Protokoll der Sitzung vom 19.08.2010

(Beifall bei der SPD, bei den GRÜ- NEN und bei der LINKEN)

Vor diesem Hintergrund frage ich die Landesregierung: Welche Erkenntnisse liegen vor, dass sich der DGB angeblich nicht von Linksautonomen distanziert hat?

(Beifall bei der SPD, bei den GRÜ- NEN und bei der LINKEN)

Herr Minister, bitte!

Herr Präsident! Meine Damen und Herren! Liebe Frau Leuschner, das sind nicht diejenigen, die zu Massenblockaden aufgerufen haben; das ist insgesamt der Bereich. Den DGB habe ich hier nicht genannt - das können Sie nachlesen, wenn das Protokoll verteilt worden ist - und würde ich auch nicht mit in einen Topf rühren wollen.

Ich will Ihnen noch einmal genau die Störerkategorisierung mitteilen, sie liegt mir mittlerweile vor.

Erstens gibt es die Kategorie Gelb. Kriterien der Störer: Personen, deren Zugehörigkeit zu extremistischen Gruppierungen erkennbar ist; die Gruppe oder die Person ist im Zusammenhang mit der Begehung versammlungsbezogener Straftaten bekannt, ohne dass zurzeit konkrete Straftaten begangen werden bzw.

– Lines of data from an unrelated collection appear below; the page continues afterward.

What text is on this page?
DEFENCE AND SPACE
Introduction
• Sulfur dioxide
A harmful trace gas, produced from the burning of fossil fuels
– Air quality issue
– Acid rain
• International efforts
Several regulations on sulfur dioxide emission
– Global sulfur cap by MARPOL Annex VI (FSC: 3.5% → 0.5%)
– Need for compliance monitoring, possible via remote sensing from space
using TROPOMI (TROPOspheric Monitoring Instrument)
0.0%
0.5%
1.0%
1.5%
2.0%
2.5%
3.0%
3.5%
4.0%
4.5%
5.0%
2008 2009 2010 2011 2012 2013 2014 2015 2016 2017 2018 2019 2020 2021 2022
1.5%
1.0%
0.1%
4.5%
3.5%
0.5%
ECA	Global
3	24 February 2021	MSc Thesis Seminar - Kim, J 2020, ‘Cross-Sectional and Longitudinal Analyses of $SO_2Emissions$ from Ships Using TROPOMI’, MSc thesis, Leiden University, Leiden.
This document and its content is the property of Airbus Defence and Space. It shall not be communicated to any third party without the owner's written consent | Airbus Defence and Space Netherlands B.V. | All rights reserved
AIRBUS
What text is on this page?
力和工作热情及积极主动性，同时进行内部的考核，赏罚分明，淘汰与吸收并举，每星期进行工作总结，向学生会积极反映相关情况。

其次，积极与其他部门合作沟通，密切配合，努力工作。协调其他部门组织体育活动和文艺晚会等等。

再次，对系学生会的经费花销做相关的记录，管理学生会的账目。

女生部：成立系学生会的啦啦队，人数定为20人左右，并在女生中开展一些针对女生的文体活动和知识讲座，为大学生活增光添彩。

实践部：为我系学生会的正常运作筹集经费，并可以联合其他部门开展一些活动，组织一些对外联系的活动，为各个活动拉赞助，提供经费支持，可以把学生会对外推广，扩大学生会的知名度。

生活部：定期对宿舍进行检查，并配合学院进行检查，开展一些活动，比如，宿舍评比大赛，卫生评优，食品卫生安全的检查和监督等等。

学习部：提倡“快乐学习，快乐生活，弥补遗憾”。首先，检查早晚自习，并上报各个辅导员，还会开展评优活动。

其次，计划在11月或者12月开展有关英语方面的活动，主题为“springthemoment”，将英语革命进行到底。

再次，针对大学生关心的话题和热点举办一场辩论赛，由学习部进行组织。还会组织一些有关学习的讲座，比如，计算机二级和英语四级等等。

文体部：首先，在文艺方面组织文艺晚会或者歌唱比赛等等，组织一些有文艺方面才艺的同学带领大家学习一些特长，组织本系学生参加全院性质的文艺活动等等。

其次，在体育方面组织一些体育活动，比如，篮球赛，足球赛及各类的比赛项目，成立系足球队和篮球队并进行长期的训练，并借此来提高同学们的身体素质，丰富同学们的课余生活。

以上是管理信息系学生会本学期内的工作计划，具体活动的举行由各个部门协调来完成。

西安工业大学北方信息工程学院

Vorbereitungen hierzu erkennbar sind; Mitläufer, die nur wenig eigene Aktivität, aber Solidarität, Widerstand im Zusammenhang mit polizeilichen Maßnahmen entwickeln. Verhalten: Abschottungsverhalten gegenüber Einsatzkräften; Skandieren extremistischer Parolen; Blockbildung in Aufzügen; Nähe zu Aktivisten wird gesucht; bedingt ansprechbar; nicht gerade kooperativ; weichen polizeilichem Druck oft aus; reagieren auf Provokationen Andersdenkender lautstark usw.

(Zurufe von den LINKEN)

- Entschuldigung, nein. Das sind diejenigen, die aus der Situation heraus gewaltbereit sind und dann auch Gewalt ausüben. - Das ist die Kategorisierung Gelb.

Jetzt kommt Rot. Personen: bekannte extremistische Straftäter; bewaffnete Personen und Rädelsführer; gezielte Begehung von Straftaten aus der Gruppe heraus; Depots werden angelegt; Instrumentalisieren anderer Versammlungsteilnehmer; Straftaten durch Kleingruppen vor, während und nach der Versammlung etc. Bekleidung und Bewaffnung sind auch noch einmal dargelegt.

Das heißt, es gibt bundesweit eine klare Definition. Insofern ist das nicht zu diskutieren.

(Stefan Wenzel [GRÜNE]: Wie heißt die? Wer ist davon was?)

Die nächste Zusatzfrage stellt nicht Kollege Wenzel, sondern Kollege Briese.

Herr Präsident! Ich möchte noch einmal auf das Problem der mangelnden Polizeikräfte zurückkommen, das Grund für die Gefahrenprognose war, und die Landesregierung fragen: Welche konkreten Anfragen an benachbarte oder andere Bundesländer hat es gegeben, um weitere Polizeikräfte für den Einsatz zu rekrutieren? Wie und mit welcher Begründung wurden diese dann abschlägig beschieden?

(Zustimmung von Ina Korter [GRÜNE])

Herr Minister!

Das Verfahren läuft so: Nachdem die Gefahrenprognose unabhängig von der Polizeidirektion Göttingen durchgeführt worden ist, gibt es eine Kräfteanforderung an das Innenministerium. Dort ist das Lagezentrum verantwortlich, das landesweit koordiniert, welche Einsatzgruppen oder Einheiten tatsächlich zur Verfügung stehen; die Zahlen habe ich Ihnen genannt.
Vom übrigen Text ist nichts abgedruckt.